The patient had a gradual deterioration in cardiovascular function approximately 24 h after the overdose. It was necessary to use a continuous infusion of norepinephrine. Despite this, the patient’s condition continued to deteriorate. Oliguria was noted, followed by anuria.

3.5. 36 h after Overdose

The patient experienced a sudden cardiac arrest in the mechanism of asystole 36 h after the pentoxifylline overdose. Cardiopulmonary resuscitation was performed, but was not successful and the patient was pronounced dead after 30 min of resuscitation efforts (on the 27 July 2021).

4. Autopsy Results

The autopsy was performed in the Department of Forensic Medicine at the Medical University of Gdansk (on 30 July 2021), during which it was found: postmortem changes (autolysis); a presence of four softening tablets within the duodenum; petechiae under the pulmonary pleura and under the epicardium; chronic lesions: adhesions in the right pleural cavity; cardiac muscle hypertrophy; generalized atherosclerosis, including coronary atherosclerosis, of high intensity; a scar in the muscle of the ventricular septum of the heart and at the apex of the heart; fatty liver; calcification of the spleen capsule; traces of medical intervention, in the form of long-established implantation of stents into the right and left coronary arteries; bilateral, symmetrical fracture of the ribs, without hemorrhages in soft tissues in the vicinity of fractures (state after resuscitation); and traces of numerous punctures in typical places.

The results of histopathological examinations: the brain—with slight hyperemia and in places with a visible ethmoid state; lungs—pulmonary parenchyma with features of significant congestion and extensive fields of edema; and heart—with moderate interstitial and perivascular fibrosis and slight perivascular steatosis. In addition, a visible post-infarction scar and single, small scars separating the muscle fibers (cicatrix post infarctus et cicatrices parvorum myocardii), cardiomyocytes with markers of hypertrophy from moderate to significant; liver—with steatosis of approximately 30% of hepatocytes of mixed, mainly large-droplet character, moderate periportal fibrosis, and not very abundant depletion of lymphocytes in the gate spaces, and slight cholestasis also visible; kidneys—apart from moderate hyperemia with severe arteriolosclerosis, pancreas with almost fully autolysed parenchyma, quite abundantly overgrown with adipose tissue; and spleen—with the same proportions between white and red pulp, with clear hyperemia.

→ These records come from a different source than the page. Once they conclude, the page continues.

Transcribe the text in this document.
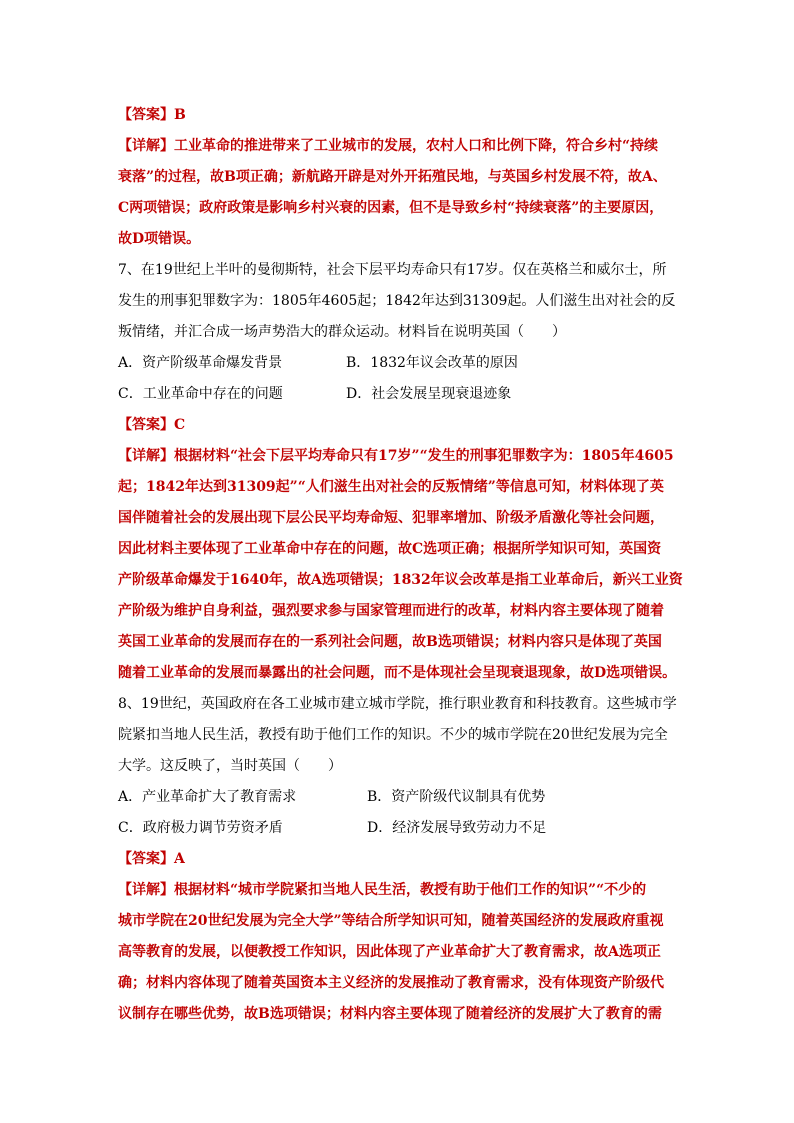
【答案】B
【详解】工业革命的推进带来了工业城市的发展，农村人口和比例下降，符合乡村“持续
衰落”的过程，故B项正确；新航路开辟是对外开拓殖民地，与英国乡村发展不符，故A、
C两项错误；政府政策是影响乡村兴衰的因素，但不是导致乡村“持续衰落”的主要原因，
故D项错误。
7、在19世纪上半叶的曼彻斯特，社会下层平均寿命只有17岁。仅在英格兰和威尔士，所
发生的刑事犯罪数字为：1805年4605起；1842年达到31309起。人们滋生出对社会的反
叛情绪，并汇合成一场声势浩大的群众运动。材料旨在说明英国（　　）
A．资产阶级革命爆发背景	B．1832年议会改革的原因
C．工业革命中存在的问题	D．社会发展呈现衰退迹象
【答案】C
【详解】根据材料“社会下层平均寿命只有17岁”“发生的刑事犯罪数字为：1805年4605
起；1842年达到31309起”“人们滋生出对社会的反叛情绪”等信息可知，材料体现了英
国伴随着社会的发展出现下层公民平均寿命短、犯罪率增加、阶级矛盾激化等社会问题，
因此材料主要体现了工业革命中存在的问题，故C选项正确；根据所学知识可知，英国资
产阶级革命爆发于1640年，故A选项错误；1832年议会改革是指工业革命后，新兴工业资
产阶级为维护自身利益，强烈要求参与国家管理而进行的改革，材料内容主要体现了随着
英国工业革命的发展而存在的一系列社会问题，故B选项错误；材料内容只是体现了英国
随着工业革命的发展而暴露出的社会问题，而不是体现社会呈现衰退现象，故D选项错误。
8、19世纪，英国政府在各工业城市建立城市学院，推行职业教育和科技教育。这些城市学
院紧扣当地人民生活，教授有助于他们工作的知识。不少的城市学院在20世纪发展为完全
大学。这反映了，当时英国（　　）
A．产业革命扩大了教育需求	B．资产阶级代议制具有优势
C．政府极力调节劳资矛盾	D．经济发展导致劳动力不足
【答案】A
【详解】根据材料“城市学院紧扣当地人民生活，教授有助于他们工作的知识”“不少的
城市学院在20世纪发展为完全大学”等结合所学知识可知，随着英国经济的发展政府重视
高等教育的发展，以便教授工作知识，因此体现了产业革命扩大了教育需求，故A选项正
确；材料内容体现了随着英国资本主义经济的发展推动了教育需求，没有体现资产阶级代
议制存在哪些优势，故B选项错误；材料内容主要体现了随着经济的发展扩大了教育的需
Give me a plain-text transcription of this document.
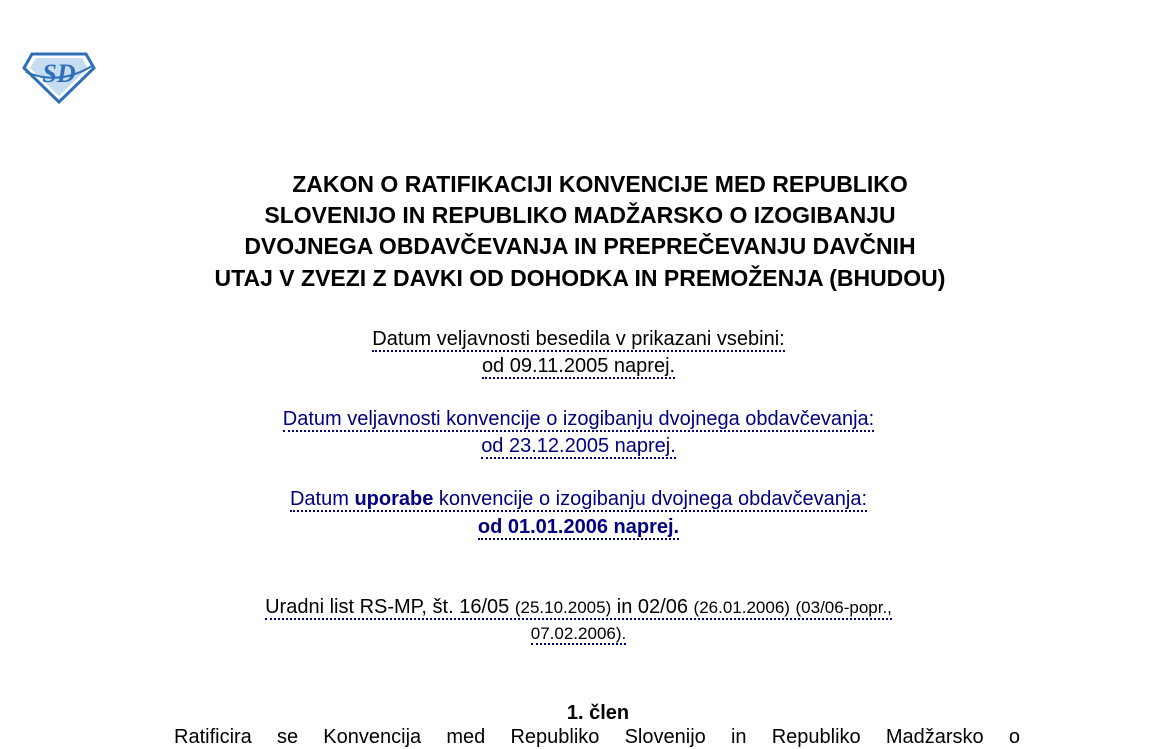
SD

ZAKON O RATIFIKACIJI KONVENCIJE MED REPUBLIKO

SLOVENIJO IN REPUBLIKO MADŽARSKO O IZOGIBANJU

DVOJNEGA OBDAVČEVANJA IN PREPREČEVANJU DAVČNIH

UTAJ V ZVEZI Z DAVKI OD DOHODKA IN PREMOŽENJA (BHUDOU)

Datum veljavnosti besedila v prikazani vsebini:
od 09.11.2005 naprej.
Datum veljavnosti konvencije o izogibanju dvojnega obdavčevanja:
od 23.12.2005 naprej.
Datum uporabe konvencije o izogibanju dvojnega obdavčevanja:
od 01.01.2006 naprej.
Uradni list RS-MP, št. 16/05 (25.10.2005) in 02/06 (26.01.2006) (03/06-popr.,
07.02.2006).
1. člen
Ratificira se Konvencija med Republiko Slovenijo in Republiko Madžarsko o
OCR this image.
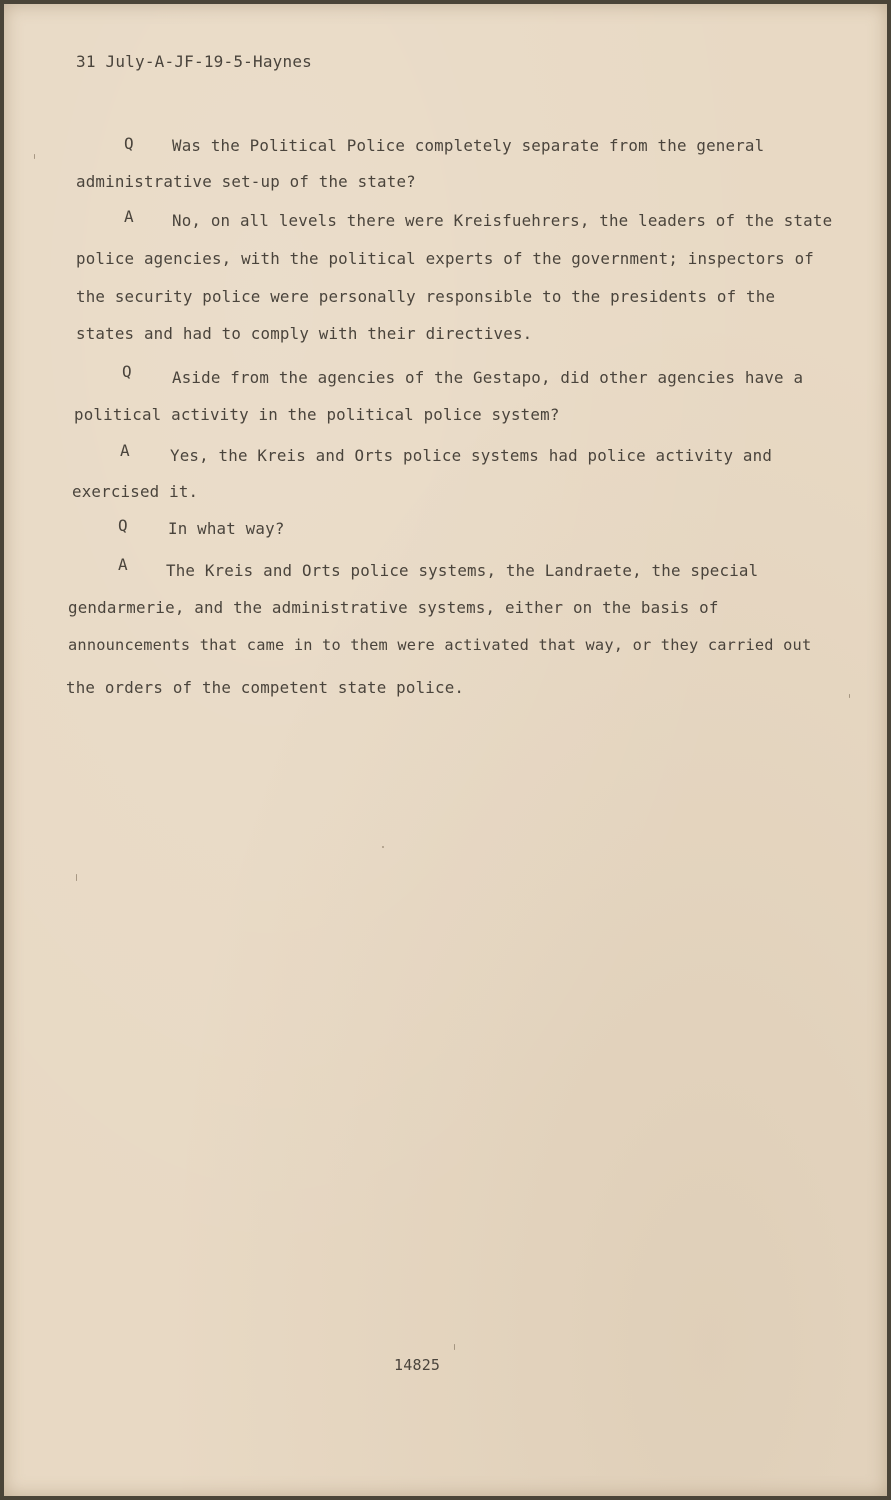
31 July-A-JF-19-5-Haynes
Q Was the Political Police completely separate from the general
administrative set-up of the state?
A No, on all levels there were Kreisfuehrers, the leaders of the state
police agencies, with the political experts of the government; inspectors of
the security police were personally responsible to the presidents of the
states and had to comply with their directives.
Q	Aside from the agencies of the Gestapo, did other agencies have a
political activity in the political police system?
A	Yes, the Kreis and Orts police systems had police activity and
exercised it.
Q	In what way?
A The Kreis and Orts police systems, the Landraete, the special
gendarmerie, and the administrative systems, either on the basis of
announcements that came in to them were activated that way, or they carried out
the orders of the competent state police.
14825
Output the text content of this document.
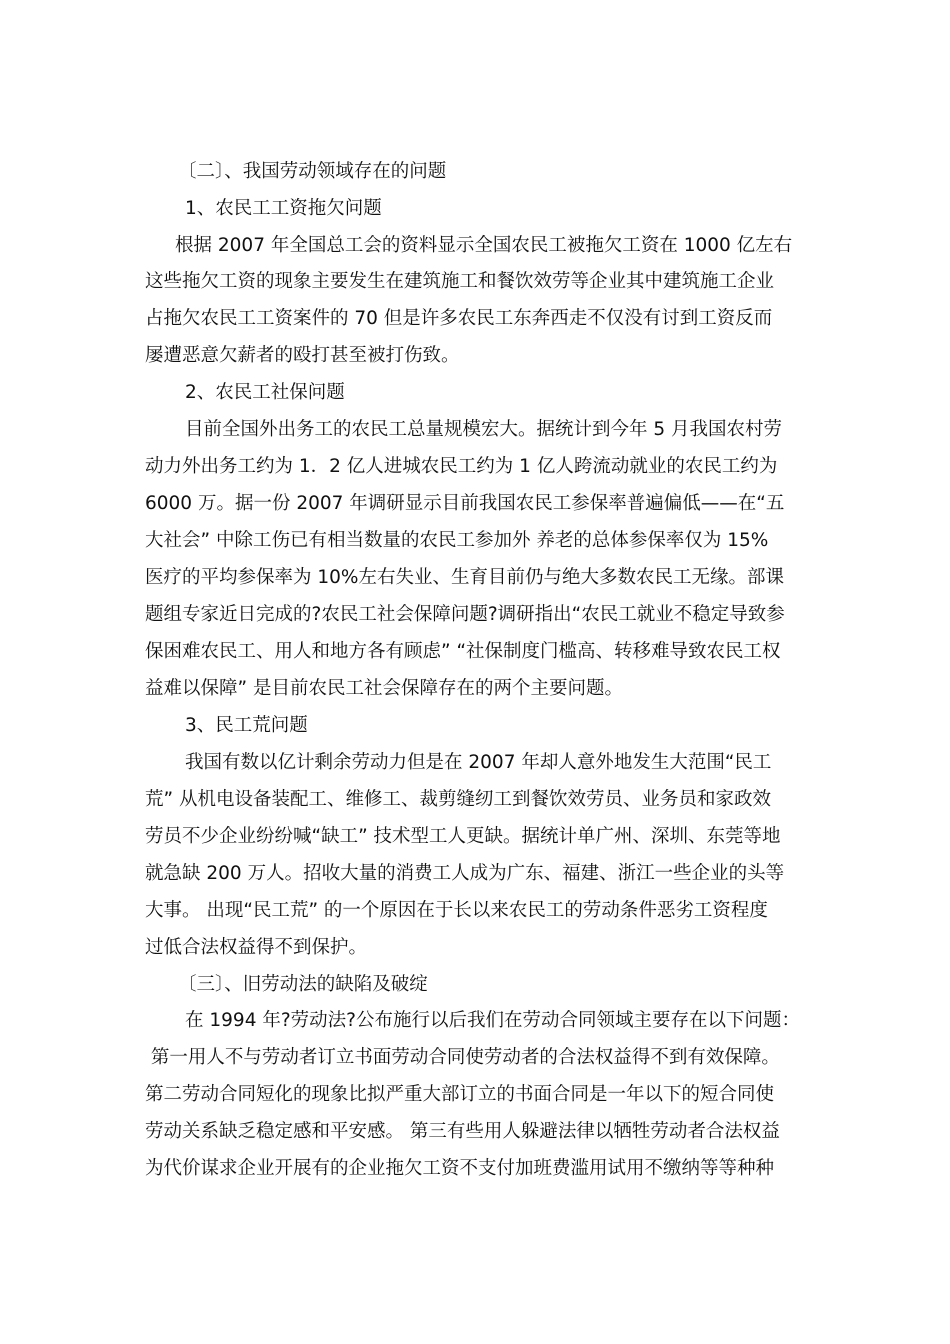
〔二〕、我国劳动领域存在的问题
1、农民工工资拖欠问题
根据 2007 年全国总工会的资料显示全国农民工被拖欠工资在 1000 亿左右
这些拖欠工资的现象主要发生在建筑施工和餐饮效劳等企业其中建筑施工企业
占拖欠农民工工资案件的 70 但是许多农民工东奔西走不仅没有讨到工资反而
屡遭恶意欠薪者的殴打甚至被打伤致。
2、农民工社保问题
目前全国外出务工的农民工总量规模宏大。据统计到今年 5 月我国农村劳
动力外出务工约为 1．2 亿人进城农民工约为 1 亿人跨流动就业的农民工约为
6000 万。据一份 2007 年调研显示目前我国农民工参保率普遍偏低——在“五
大社会” 中除工伤已有相当数量的农民工参加外 养老的总体参保率仅为 15%
医疗的平均参保率为 10%左右失业、生育目前仍与绝大多数农民工无缘。部课
题组专家近日完成的?农民工社会保障问题?调研指出“农民工就业不稳定导致参
保困难农民工、用人和地方各有顾虑” “社保制度门槛高、转移难导致农民工权
益难以保障” 是目前农民工社会保障存在的两个主要问题。
3、民工荒问题
我国有数以亿计剩余劳动力但是在 2007 年却人意外地发生大范围“民工
荒” 从机电设备装配工、维修工、裁剪缝纫工到餐饮效劳员、业务员和家政效
劳员不少企业纷纷喊“缺工” 技术型工人更缺。据统计单广州、深圳、东莞等地
就急缺 200 万人。招收大量的消费工人成为广东、福建、浙江一些企业的头等
大事。 出现“民工荒” 的一个原因在于长以来农民工的劳动条件恶劣工资程度
过低合法权益得不到保护。
〔三〕、旧劳动法的缺陷及破绽
在 1994 年?劳动法?公布施行以后我们在劳动合同领域主要存在以下问题：
第一用人不与劳动者订立书面劳动合同使劳动者的合法权益得不到有效保障。
第二劳动合同短化的现象比拟严重大部订立的书面合同是一年以下的短合同使
劳动关系缺乏稳定感和平安感。 第三有些用人躲避法律以牺牲劳动者合法权益
为代价谋求企业开展有的企业拖欠工资不支付加班费滥用试用不缴纳等等种种
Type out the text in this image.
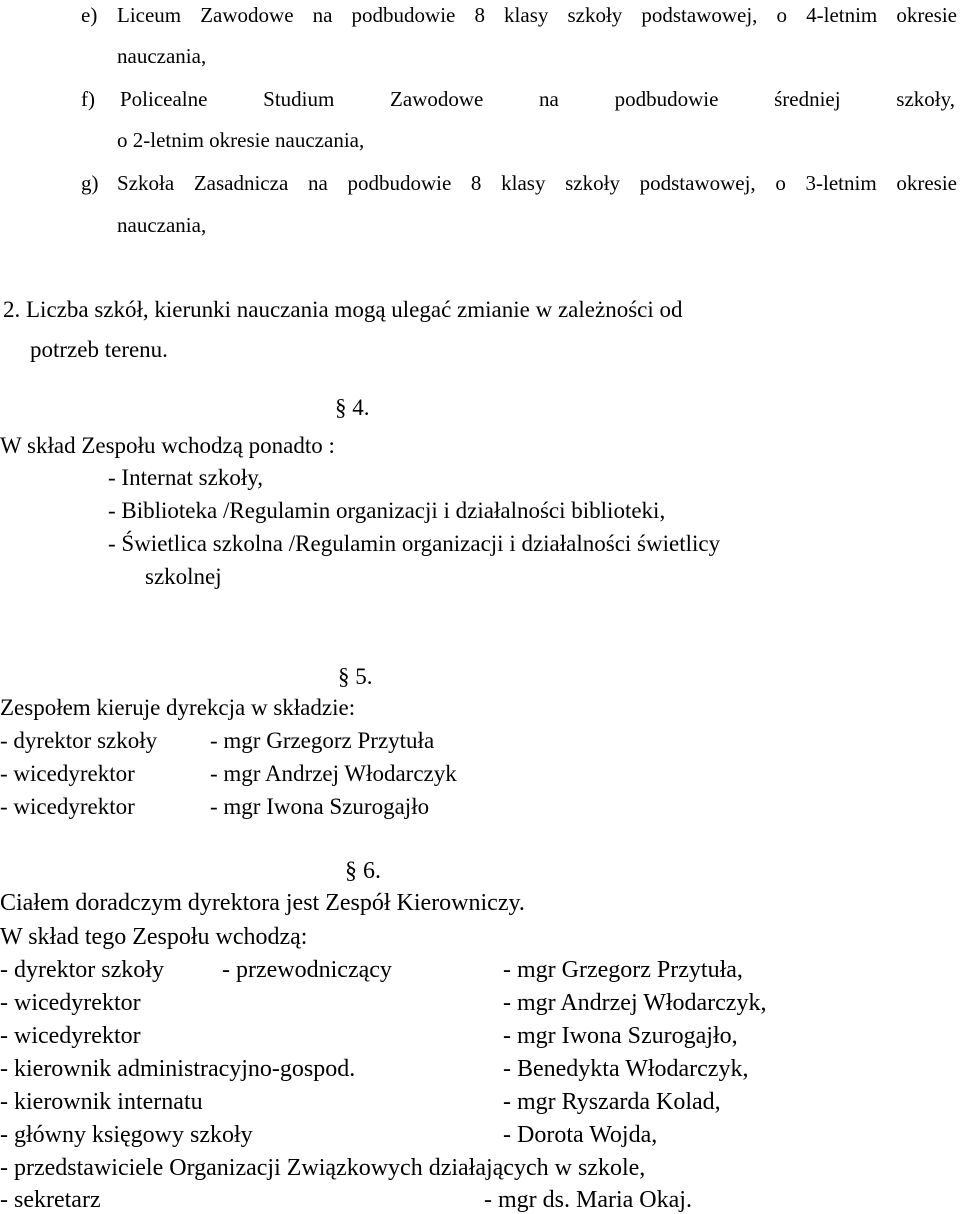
e) Liceum Zawodowe na podbudowie 8 klasy szkoły podstawowej, o 4-letnim okresie
nauczania,
f) Policealne Studium Zawodowe na podbudowie średniej szkoły,
o 2-letnim okresie nauczania,
g) Szkoła Zasadnicza na podbudowie 8 klasy szkoły podstawowej, o 3-letnim okresie
nauczania,
2. Liczba szkół, kierunki nauczania mogą ulegać zmianie w zależności od
potrzeb terenu.
§ 4.
W skład Zespołu wchodzą ponadto :
- Internat szkoły,
- Biblioteka /Regulamin organizacji i działalności biblioteki,
- Świetlica szkolna /Regulamin organizacji i działalności świetlicy
szkolnej
§ 5.
Zespołem kieruje dyrekcja w składzie:
- dyrektor szkoły - mgr Grzegorz Przytuła
- wicedyrektor	- mgr Andrzej Włodarczyk
- wicedyrektor	- mgr Iwona Szurogajło
§ 6.
Ciałem doradczym dyrektora jest Zespół Kierowniczy.
W skład tego Zespołu wchodzą:
- dyrektor szkoły - przewodniczący	- mgr Grzegorz Przytuła,
- wicedyrektor	- mgr Andrzej Włodarczyk,
- wicedyrektor	- mgr Iwona Szurogajło,
- kierownik administracyjno-gospod.	- Benedykta Włodarczyk,
- kierownik internatu	- mgr Ryszarda Kolad,
- główny księgowy szkoły	- Dorota Wojda,
- przedstawiciele Organizacji Związkowych działających w szkole,
- sekretarz	- mgr ds. Maria Okaj.
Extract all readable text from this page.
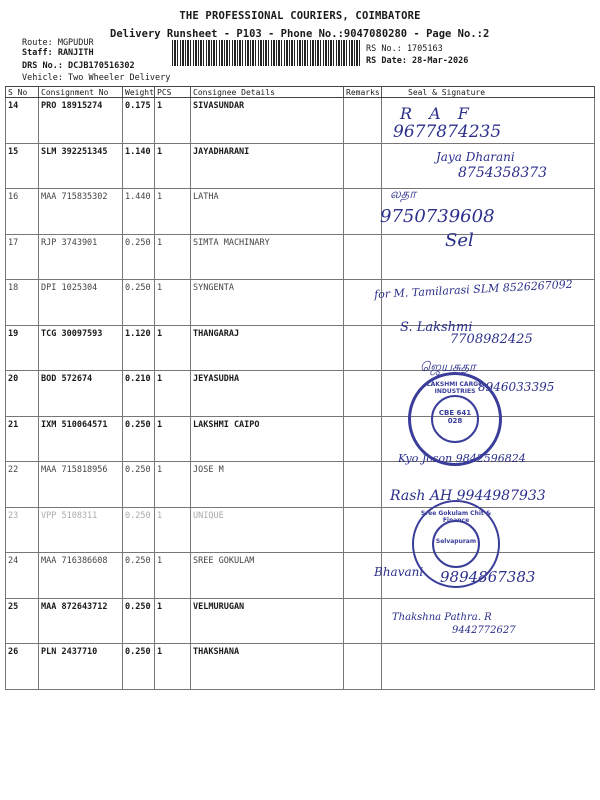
THE PROFESSIONAL COURIERS, COIMBATORE
Delivery Runsheet - P103 - Phone No.:9047080280 - Page No.:2
Route: MGPUDUR
Staff: RANJITH
DRS No.: DCJB170516302
Vehicle: Two Wheeler Delivery
RS No.: 1705163
RS Date: 28-Mar-2026
S No	Consignment No	Weight	PCS	Consignee Details	Remarks	Seal & Signature
14	PRO 18915274	0.175	1	SIVASUNDAR		
15	SLM 392251345	1.140	1	JAYADHARANI		
16	MAA 715835302	1.440	1	LATHA		
17	RJP 3743901	0.250	1	SIMTA MACHINARY		
18	DPI 1025304	0.250	1	SYNGENTA		
19	TCG 30097593	1.120	1	THANGARAJ		
20	BOD 572674	0.210	1	JEYASUDHA		
21	IXM 510064571	0.250	1	LAKSHMI CAIPO		
22	MAA 715818956	0.250	1	JOSE M		
23	VPP 5108311	0.250	1	UNIQUE		
24	MAA 716386608	0.250	1	SREE GOKULAM		
25	MAA 872643712	0.250	1	VELMURUGAN		
26	PLN 2437710	0.250	1	THAKSHANA		
R A F
9677874235
Jaya Dharani
8754358373
லதா
9750739608
Sel
for M. Tamilarasi SLM 8526267092
S. Lakshmi
7708982425
ஜெயசுதா
8946033395
Kyo Joson 9842596824
Rash AH 9944987933
Bhavani 9894867383
Thakshna Pathra. R
9442772627
LAKSHMI CARGO INDUSTRIES
CBE 641 028
Sree Gokulam Chit & Finance
Selvapuram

5. Analysis of Post-Mortem Biological Material

Toxicological analyses of postmortem biological material (blood and urine) were carried out to detect pharmacologically active substances, including medical drugs taken permanently by the patient (according to the information provided by family members): Glucophage (metformin), Gliclade (gliclazide), Trifas COR (torasemide), Prestarium (perindopril), Atorvasterol (atorvastatin), Nebilet (nebivolol), and Polfilin Prolongatum (pentoxifylline).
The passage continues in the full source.